HSA is all about using all the computing potential available in an APU chip. Some workloads are better suited for traditional CPU cores, while others work better on GPU cores. In pre-HSA designs you would have to move data back and forth between the CPU and the GPU, which is a costly operation ? so costly it could eat up the entire speedup you could gain from GPU processing. HSA aims to unify memory spaces of the CPU and GPU to allow for better sharing of data among different types of cores. This is called hUMA (Heterogeneous Uniform Memory Access). However, this doesn’t quite solve the problem of transferring data from the CPU to the GPU, it just shifts the bottleneck to another part of the process.

Traditional approach to packet queuing

Old.

AMD hQ - The New Way of Queuing

New.

This is where hQ comes in. Instead of dispatching tasks from the CPU to the GPU via a kernel driver that would require user mode switching which itself is a costly operation, with hQ the CPU can directly dispatch tasks to the GPU cores without going through a middleman. Not only that, but it allows the GPU to spawn tasks itself for GPU or CPU computation. The tasks will be placed into task queues for different applications. This is a low latency process and thus allows workloads to use different types of cores efficiently. There is also a new hardware scheduler to fairly provide different applications access to the HSA resources. Potentially this allows heterogeneous computing to be applied to workloads that previously would be hamstrung by the overhead of transferring data back and forth.

Close-To-Metal (CTM) coming alive - direct access to hardware

The packets are standard - you don't need to program specially for any particular vendor.

hQ is being enabled by a standardized task dispatch packet format part of the HSA Architected Queuing Language that is the same across HSA vendors.

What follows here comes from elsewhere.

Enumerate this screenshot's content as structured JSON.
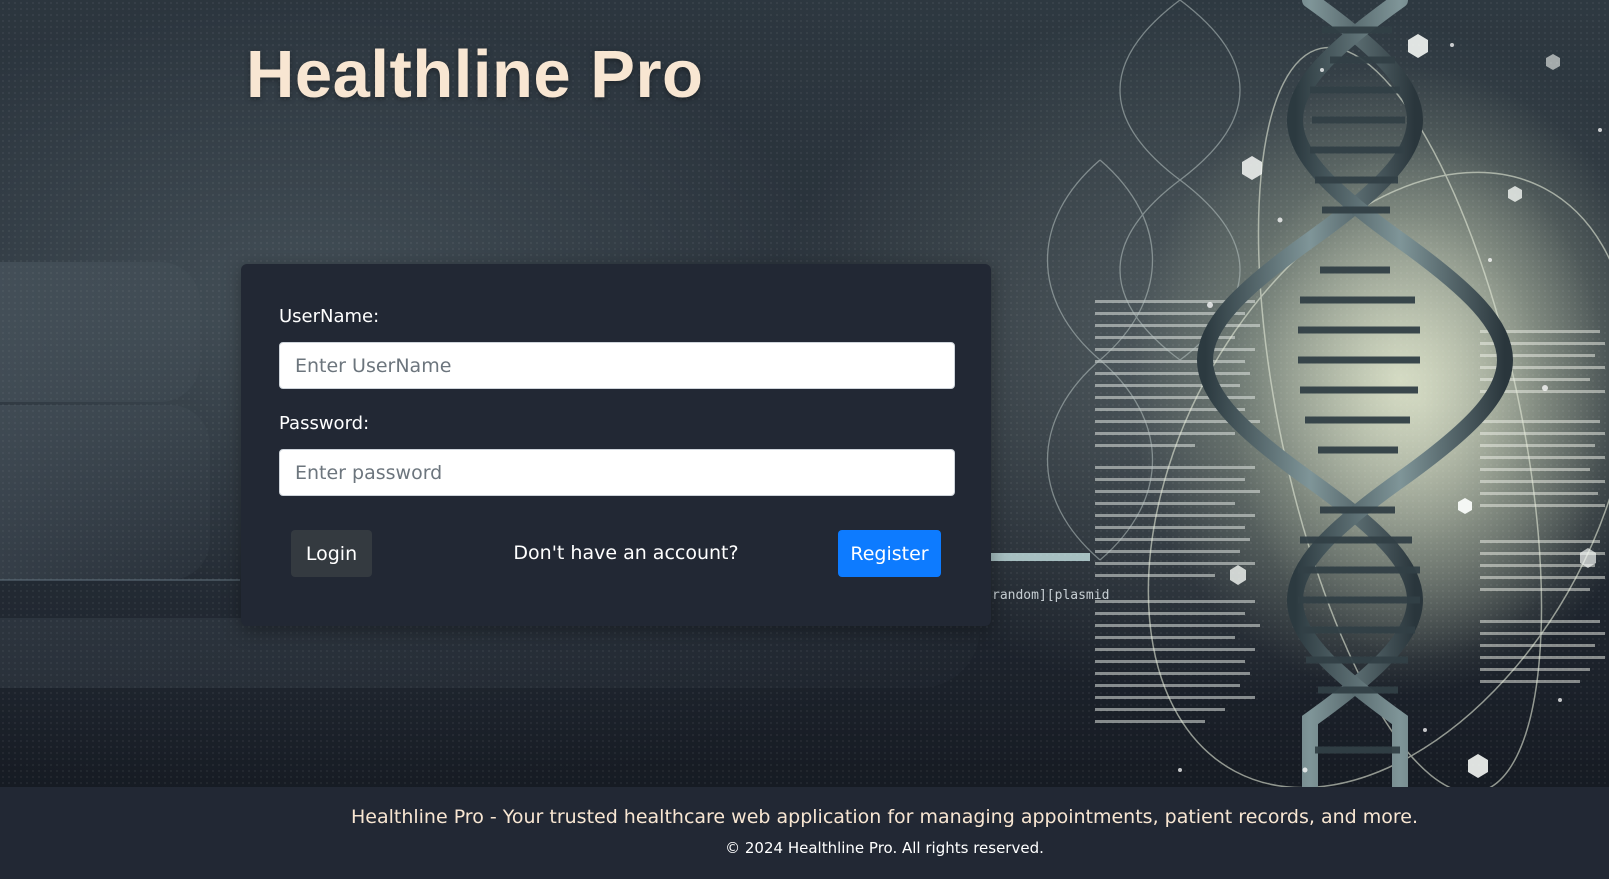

In theory, this would allow to mix and match different HSA-enabled components to generate new chips with unique capabilities. In the case of AMD this will be mostly restricted to x86 CPU cores and GPU cores and possibly ARM CPU cores, depending on how well their ARM business does after it’s initial launch. AMD makes it clear that this technology is scalable from handheld devices to big iron servers in datacenters.

AMD HSA Architecture overview

AMD will disclose additional details about HSA and related technologies at the APU13, AMD’s Developer Summit taking place November 11-13th in the San Jose Convention Center.